SE-0270: Add Collection Operations on Noncontiguous Elements

This would be a good time to remind people of how we arrived at the Swift API Guidelines, particularly the first naming guideline, “Include all the words needed to avoid ambiguity for a person reading code where the name is used.” Following that principle leads directly to many of the naming choices in the standard library, some of which Ben is complaining about here.

The naming guidelines are a product of work from people from across the spectrum of subjective viewpoints, from those inclined toward minimal names like those in C++, to those steeped in the rather verbose tradition of Cocoa. Given that diversity, it's remarkable that we eventually achieved a consensus that everybody involved could buy into.

At the time, the tradition of Objective-C naming patterns was so heavily ingrained in the culture of the participants, that had we not de-emphasized subjective criteria like “mouth feel,” we would have ended up with standard library APIs in Swift that most of us would regard today as wildly inappropriate for Swift.
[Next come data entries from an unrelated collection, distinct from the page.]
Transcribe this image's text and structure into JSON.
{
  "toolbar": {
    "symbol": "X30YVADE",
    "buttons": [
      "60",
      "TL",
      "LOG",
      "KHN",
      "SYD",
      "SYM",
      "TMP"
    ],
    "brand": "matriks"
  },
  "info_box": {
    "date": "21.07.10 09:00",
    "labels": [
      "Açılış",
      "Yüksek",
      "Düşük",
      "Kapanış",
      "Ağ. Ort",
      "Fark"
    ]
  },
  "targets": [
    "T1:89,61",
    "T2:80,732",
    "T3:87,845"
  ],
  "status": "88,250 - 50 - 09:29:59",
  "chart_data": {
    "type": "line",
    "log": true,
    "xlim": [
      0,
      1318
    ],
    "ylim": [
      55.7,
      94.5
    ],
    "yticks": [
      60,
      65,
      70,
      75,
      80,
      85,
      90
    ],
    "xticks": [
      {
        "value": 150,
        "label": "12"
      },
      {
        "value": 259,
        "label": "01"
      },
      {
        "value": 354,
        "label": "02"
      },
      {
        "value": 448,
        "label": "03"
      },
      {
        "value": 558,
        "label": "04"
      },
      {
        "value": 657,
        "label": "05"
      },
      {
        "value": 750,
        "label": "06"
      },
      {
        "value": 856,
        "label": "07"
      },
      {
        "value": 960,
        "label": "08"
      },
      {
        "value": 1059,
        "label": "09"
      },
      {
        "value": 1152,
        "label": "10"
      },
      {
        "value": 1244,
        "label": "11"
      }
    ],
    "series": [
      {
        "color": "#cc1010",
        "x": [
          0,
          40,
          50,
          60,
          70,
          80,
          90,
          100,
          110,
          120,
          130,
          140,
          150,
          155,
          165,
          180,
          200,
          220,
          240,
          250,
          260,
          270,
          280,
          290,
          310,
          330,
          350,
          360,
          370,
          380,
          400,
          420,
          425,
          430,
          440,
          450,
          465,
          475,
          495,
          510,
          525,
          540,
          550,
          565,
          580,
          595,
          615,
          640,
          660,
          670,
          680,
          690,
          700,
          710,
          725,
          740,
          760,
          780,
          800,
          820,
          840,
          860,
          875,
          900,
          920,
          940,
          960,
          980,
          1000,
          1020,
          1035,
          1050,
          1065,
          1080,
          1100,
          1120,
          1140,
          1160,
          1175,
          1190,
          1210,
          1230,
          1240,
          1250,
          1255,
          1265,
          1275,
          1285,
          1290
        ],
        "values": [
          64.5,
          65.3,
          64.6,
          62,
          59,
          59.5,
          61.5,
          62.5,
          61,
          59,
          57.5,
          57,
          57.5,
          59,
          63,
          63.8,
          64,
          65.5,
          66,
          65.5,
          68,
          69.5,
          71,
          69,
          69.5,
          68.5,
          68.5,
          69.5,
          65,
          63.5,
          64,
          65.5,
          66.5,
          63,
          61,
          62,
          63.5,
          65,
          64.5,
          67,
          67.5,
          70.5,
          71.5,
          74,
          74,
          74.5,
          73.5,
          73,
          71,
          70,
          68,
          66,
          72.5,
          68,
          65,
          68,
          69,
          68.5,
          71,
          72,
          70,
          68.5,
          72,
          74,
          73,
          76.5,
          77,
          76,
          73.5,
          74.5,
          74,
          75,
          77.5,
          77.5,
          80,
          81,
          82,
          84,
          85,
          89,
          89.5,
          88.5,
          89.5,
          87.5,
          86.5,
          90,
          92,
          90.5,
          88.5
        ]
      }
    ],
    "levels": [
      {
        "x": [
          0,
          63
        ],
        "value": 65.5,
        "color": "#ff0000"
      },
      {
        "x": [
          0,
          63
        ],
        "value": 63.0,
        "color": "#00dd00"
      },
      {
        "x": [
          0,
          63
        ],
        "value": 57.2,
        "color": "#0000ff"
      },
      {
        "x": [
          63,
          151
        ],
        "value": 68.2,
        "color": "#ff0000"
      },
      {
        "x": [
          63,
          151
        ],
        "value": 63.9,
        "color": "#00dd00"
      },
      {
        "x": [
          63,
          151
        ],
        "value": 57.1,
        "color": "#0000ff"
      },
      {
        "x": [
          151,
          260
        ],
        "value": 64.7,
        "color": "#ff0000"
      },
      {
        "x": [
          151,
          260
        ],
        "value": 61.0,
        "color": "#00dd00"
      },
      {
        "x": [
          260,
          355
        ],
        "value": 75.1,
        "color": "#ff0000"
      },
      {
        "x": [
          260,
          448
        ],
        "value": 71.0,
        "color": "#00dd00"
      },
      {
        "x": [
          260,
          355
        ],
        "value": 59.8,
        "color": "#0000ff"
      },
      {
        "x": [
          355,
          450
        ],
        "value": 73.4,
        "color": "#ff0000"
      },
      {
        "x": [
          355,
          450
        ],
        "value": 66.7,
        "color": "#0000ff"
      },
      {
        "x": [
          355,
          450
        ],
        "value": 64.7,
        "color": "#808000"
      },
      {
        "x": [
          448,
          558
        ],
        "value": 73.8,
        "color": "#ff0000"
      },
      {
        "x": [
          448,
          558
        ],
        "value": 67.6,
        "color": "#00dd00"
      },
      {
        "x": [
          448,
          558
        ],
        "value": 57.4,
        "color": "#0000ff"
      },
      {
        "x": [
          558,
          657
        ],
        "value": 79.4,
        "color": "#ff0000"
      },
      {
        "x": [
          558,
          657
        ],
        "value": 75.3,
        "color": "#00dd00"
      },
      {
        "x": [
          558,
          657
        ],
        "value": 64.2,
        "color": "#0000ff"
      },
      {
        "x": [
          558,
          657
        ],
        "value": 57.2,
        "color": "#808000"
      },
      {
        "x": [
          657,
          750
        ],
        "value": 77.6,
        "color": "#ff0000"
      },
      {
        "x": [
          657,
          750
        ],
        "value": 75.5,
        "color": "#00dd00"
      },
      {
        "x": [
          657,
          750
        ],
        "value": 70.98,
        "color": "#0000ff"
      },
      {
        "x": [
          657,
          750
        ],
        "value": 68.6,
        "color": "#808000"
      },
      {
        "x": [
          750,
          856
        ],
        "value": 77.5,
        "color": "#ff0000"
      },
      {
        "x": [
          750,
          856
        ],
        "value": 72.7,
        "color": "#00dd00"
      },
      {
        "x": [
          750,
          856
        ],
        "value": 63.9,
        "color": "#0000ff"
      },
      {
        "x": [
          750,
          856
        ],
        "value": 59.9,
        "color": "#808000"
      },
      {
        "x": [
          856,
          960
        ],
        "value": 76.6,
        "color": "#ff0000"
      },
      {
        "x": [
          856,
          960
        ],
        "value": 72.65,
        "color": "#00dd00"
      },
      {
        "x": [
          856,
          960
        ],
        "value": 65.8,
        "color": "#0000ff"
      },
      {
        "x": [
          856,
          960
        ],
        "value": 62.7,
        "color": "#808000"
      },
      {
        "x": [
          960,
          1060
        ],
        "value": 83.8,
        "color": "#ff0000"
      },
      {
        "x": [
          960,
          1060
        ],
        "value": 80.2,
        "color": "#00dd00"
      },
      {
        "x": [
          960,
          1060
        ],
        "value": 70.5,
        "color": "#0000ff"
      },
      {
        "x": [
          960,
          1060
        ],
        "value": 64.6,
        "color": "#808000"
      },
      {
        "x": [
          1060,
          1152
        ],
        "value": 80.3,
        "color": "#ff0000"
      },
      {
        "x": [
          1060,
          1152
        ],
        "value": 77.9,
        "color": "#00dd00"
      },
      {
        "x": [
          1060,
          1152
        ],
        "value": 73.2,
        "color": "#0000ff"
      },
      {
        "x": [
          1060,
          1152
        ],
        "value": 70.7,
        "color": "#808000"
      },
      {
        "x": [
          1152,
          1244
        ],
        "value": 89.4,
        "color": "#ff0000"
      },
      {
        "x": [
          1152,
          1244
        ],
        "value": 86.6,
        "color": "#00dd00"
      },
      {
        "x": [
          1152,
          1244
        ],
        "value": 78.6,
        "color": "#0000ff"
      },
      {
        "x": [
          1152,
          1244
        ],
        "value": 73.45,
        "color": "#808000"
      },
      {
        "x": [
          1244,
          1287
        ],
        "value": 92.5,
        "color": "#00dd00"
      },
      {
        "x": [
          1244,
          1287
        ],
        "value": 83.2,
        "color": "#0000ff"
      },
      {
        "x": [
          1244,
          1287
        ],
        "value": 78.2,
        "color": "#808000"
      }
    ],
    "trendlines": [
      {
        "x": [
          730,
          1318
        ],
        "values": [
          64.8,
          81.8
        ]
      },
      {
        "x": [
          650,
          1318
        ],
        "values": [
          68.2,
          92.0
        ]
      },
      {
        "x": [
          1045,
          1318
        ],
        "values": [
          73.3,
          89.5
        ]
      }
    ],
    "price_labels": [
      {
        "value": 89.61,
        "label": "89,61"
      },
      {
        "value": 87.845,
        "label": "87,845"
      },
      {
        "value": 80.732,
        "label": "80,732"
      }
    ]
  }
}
Code that read simply as a.contains(b) could elicit a strong “yuck” reaction from an Objective-C programmer who expected each parameter to be introduced with a noun describing its type. Furthermore, emphasizing “mouth feel” over disambiguation can be harmful: we found examples of several Objective-C API that would “ring nicely in the ear” for someone steeped in that tradition, but in practice resulted in misleading code.

It is perfectly appropriate to spend a few words, and even risk disrupting a reader's sense of pronounceable code, to avoid an easily made misinterpretation at the use site of an API. That has always been a principle of naming in Swift's standard library, and discarding it now would not only create inconsistency, it would undermine one of the library's core design principles.

I can hardly think of a case that warrants this sort of treatment more than one where a reader will see a Range being inserted into an instance of RangeSet, which is not actually modeling a set of ranges.